Anyway, my basic thought on all this is that if something is "art" (however you want to capitalize it) it is primarily about ideas. Of course, that leaves things wide open. But it also means that not everything can be art. This has been debated to death and I never was on a debating team...but I digress. You know where I'm going with that.

I have been moved in galleries. I'll tell you what I want. I want to think and I want to be moved. And I want to come away knowing more than when I arrived. It doesn't have to be a sort of knowledge I can articulate. Maybe it's as simple as a sublime shade of orange on a Rothko canvas that makes me think of pumpkins piled high in my grandfather's truck. Maybe it's the delicate arrangement of items in a Cornell box that make me feel whatever he was feeling as he sat under a bulb at his mother's kitchen table at 3 o'clock in the morning. Maybe it's the juxtaposition of two shapes that create a negative space that feels absolutely infinite. I don't know. If I could explain it, I'd be a college professor or something. But that's why it's art and not scholarship.
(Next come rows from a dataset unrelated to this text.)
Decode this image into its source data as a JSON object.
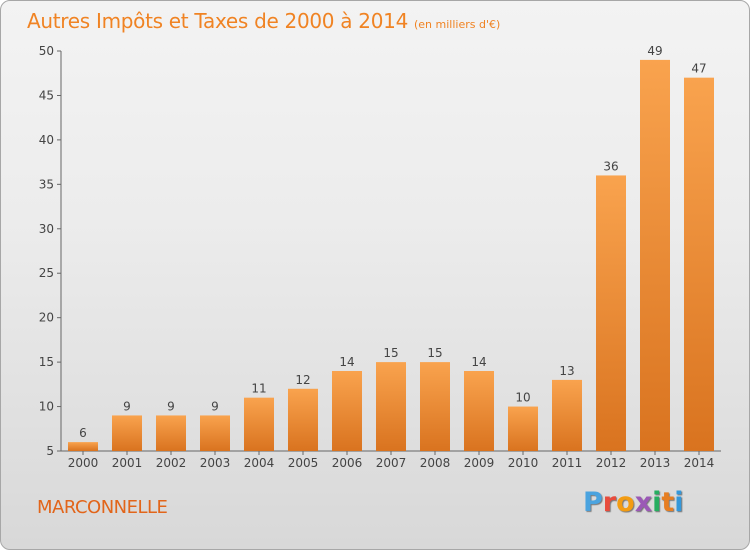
{
  "header": {
    "title": "Autres Impôts et Taxes de 2000 à 2014",
    "subtitle": "(en milliers d'€)"
  },
  "footer": {
    "commune": "MARCONNELLE",
    "brand_letters": [
      "P",
      "r",
      "o",
      "x",
      "i",
      "t",
      "i"
    ]
  },
  "colors": {
    "title": "#f08323",
    "bar_light": "#f9a34e",
    "bar_dark": "#d9731f",
    "brand": [
      "#4aa3df",
      "#e84c3d",
      "#f39c12",
      "#9b59b6",
      "#27ae60",
      "#e67e22",
      "#3498db"
    ]
  },
  "chart_data": {
    "type": "bar",
    "title": "Autres Impôts et Taxes de 2000 à 2014",
    "subtitle": "(en milliers d'€)",
    "categories": [
      "2000",
      "2001",
      "2002",
      "2003",
      "2004",
      "2005",
      "2006",
      "2007",
      "2008",
      "2009",
      "2010",
      "2011",
      "2012",
      "2013",
      "2014"
    ],
    "values": [
      6,
      9,
      9,
      9,
      11,
      12,
      14,
      15,
      15,
      14,
      10,
      13,
      36,
      49,
      47
    ],
    "ylim": [
      5,
      50
    ],
    "yticks": [
      5,
      10,
      15,
      20,
      25,
      30,
      35,
      40,
      45,
      50
    ],
    "grid": false,
    "xlabel": "",
    "ylabel": ""
  }
}
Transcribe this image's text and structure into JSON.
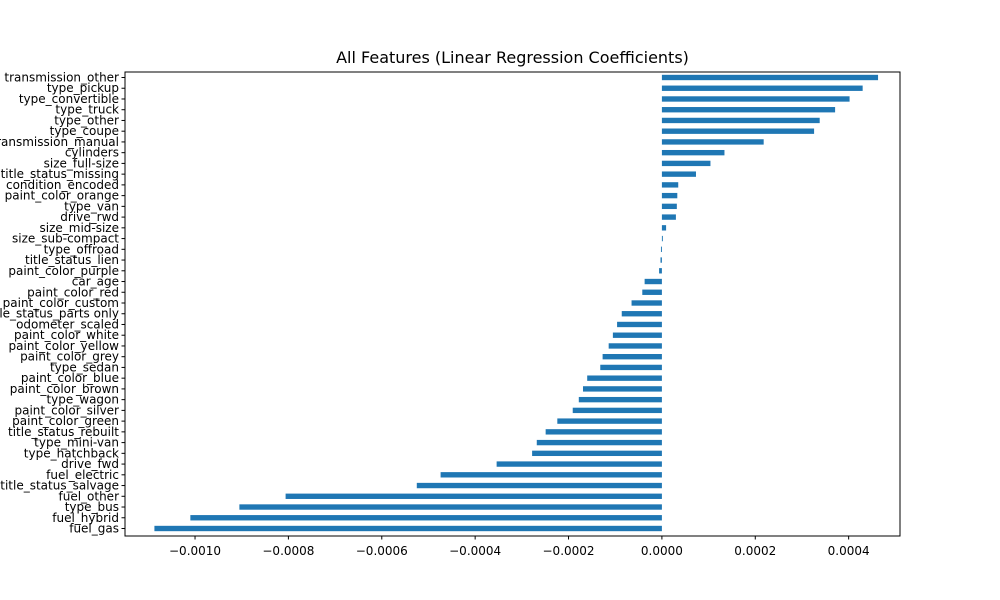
{
  "chart_data": {
    "type": "bar",
    "orientation": "horizontal",
    "title": "All Features (Linear Regression Coefficients)",
    "xlabel": "",
    "ylabel": "",
    "xlim": [
      -0.00115,
      0.00051
    ],
    "xticks": [
      -0.001,
      -0.0008,
      -0.0006,
      -0.0004,
      -0.0002,
      0.0,
      0.0002,
      0.0004
    ],
    "xtick_labels": [
      "−0.0010",
      "−0.0008",
      "−0.0006",
      "−0.0004",
      "−0.0002",
      "0.0000",
      "0.0002",
      "0.0004"
    ],
    "bar_color": "#1f77b4",
    "grid": false,
    "categories": [
      "transmission_other",
      "type_pickup",
      "type_convertible",
      "type_truck",
      "type_other",
      "type_coupe",
      "transmission_manual",
      "cylinders",
      "size_full-size",
      "title_status_missing",
      "condition_encoded",
      "paint_color_orange",
      "type_van",
      "drive_rwd",
      "size_mid-size",
      "size_sub-compact",
      "type_offroad",
      "title_status_lien",
      "paint_color_purple",
      "car_age",
      "paint_color_red",
      "paint_color_custom",
      "title_status_parts only",
      "odometer_scaled",
      "paint_color_white",
      "paint_color_yellow",
      "paint_color_grey",
      "type_sedan",
      "paint_color_blue",
      "paint_color_brown",
      "type_wagon",
      "paint_color_silver",
      "paint_color_green",
      "title_status_rebuilt",
      "type_mini-van",
      "type_hatchback",
      "drive_fwd",
      "fuel_electric",
      "title_status_salvage",
      "fuel_other",
      "type_bus",
      "fuel_hybrid",
      "fuel_gas"
    ],
    "values": [
      0.000463,
      0.00043,
      0.000402,
      0.000371,
      0.000338,
      0.000326,
      0.000218,
      0.000134,
      0.000104,
      7.3e-05,
      3.5e-05,
      3.3e-05,
      3.2e-05,
      3e-05,
      9e-06,
      2e-06,
      -2e-06,
      -3e-06,
      -6e-06,
      -3.7e-05,
      -4.2e-05,
      -6.5e-05,
      -8.6e-05,
      -9.6e-05,
      -0.000105,
      -0.000114,
      -0.000127,
      -0.000132,
      -0.00016,
      -0.000169,
      -0.000178,
      -0.000191,
      -0.000224,
      -0.000249,
      -0.000268,
      -0.000278,
      -0.000354,
      -0.000474,
      -0.000525,
      -0.000806,
      -0.000905,
      -0.00101,
      -0.001087
    ]
  }
}
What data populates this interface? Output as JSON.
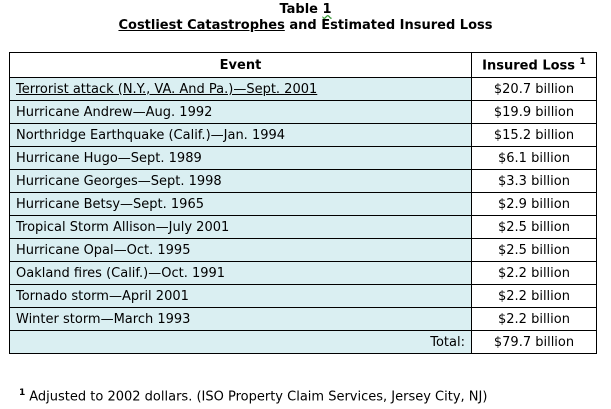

Outsider art it completely about ideas. It doesn't have to hide behind fancy mediums or technology or book-learnin' or call and response. It is the pure expression of an idea. Perhaps an idea I cannot comprehend, but an idea that I can feel. And that makes it worth something.

Re: didn't you hear...

Date: 2002-04-17 04:41 pm (UTC)
From: [identity profile] gurdonark.livejournal.com
Thank you for posting that. Very insightful.
I am always attracted to the idea, the image,
and, yes, even the explanation. I never thought it out as you have. I will think it through now. There is a place for an "art of witness", a sort of equivalent to Carolyn Forche's poetry. But I get bored of the posing--
the Malcolm McClarenesque "I don't know what I want, but I know how to get it". I am increasingly impressed when I read of French artists in the 30s through 50s how much they got of the problem, and how little they saw of solutions. Fine, shock me, I'm susceptible, but show me the doorways when you're done.
I don't need to be shocked--I know about Rwanda.
about Hiroshima. about AIDS.

Thank you again. I valued your input.

Date: 2002-04-21 10:44 pm (UTC)
From: [identity profile] kibbles.livejournal.com
After reading this on art, and art judgement and art criticism, I wonder if you have been reading my journal enough to see about photoSIG.

I *adore* this site. It is a site where anyone - ANYONE with a camera can take their photo, upload it, and have people critique it. Professionals, sometimes, but anyone who has an account there can upload, and anyone with an account can critique.

To have people from all sorts of walks of life and ideas of what they like to look at your stuff and critique it (and usually very constructively) is a lot of fun. It's opened my eyes in so many ways. I take photos of things I never would have before. Actually, I take photos -- my husband started on photoSIG and after a month I felt left out and wanted to become involved too.

Thats one thing the internet has done, given the 'regular guy' a chance to be heard when it comes to art. I'll read the movie reviews on IMDB before I'd bother reading one in the paper. Same with books on Amazon.com, I look up things I read and see what other people who got it bought, too, to see if its something I would consider. People matter, not just a person. I like that. (Even if I can't figure out why people like my cookie photo better than my dead crab one.)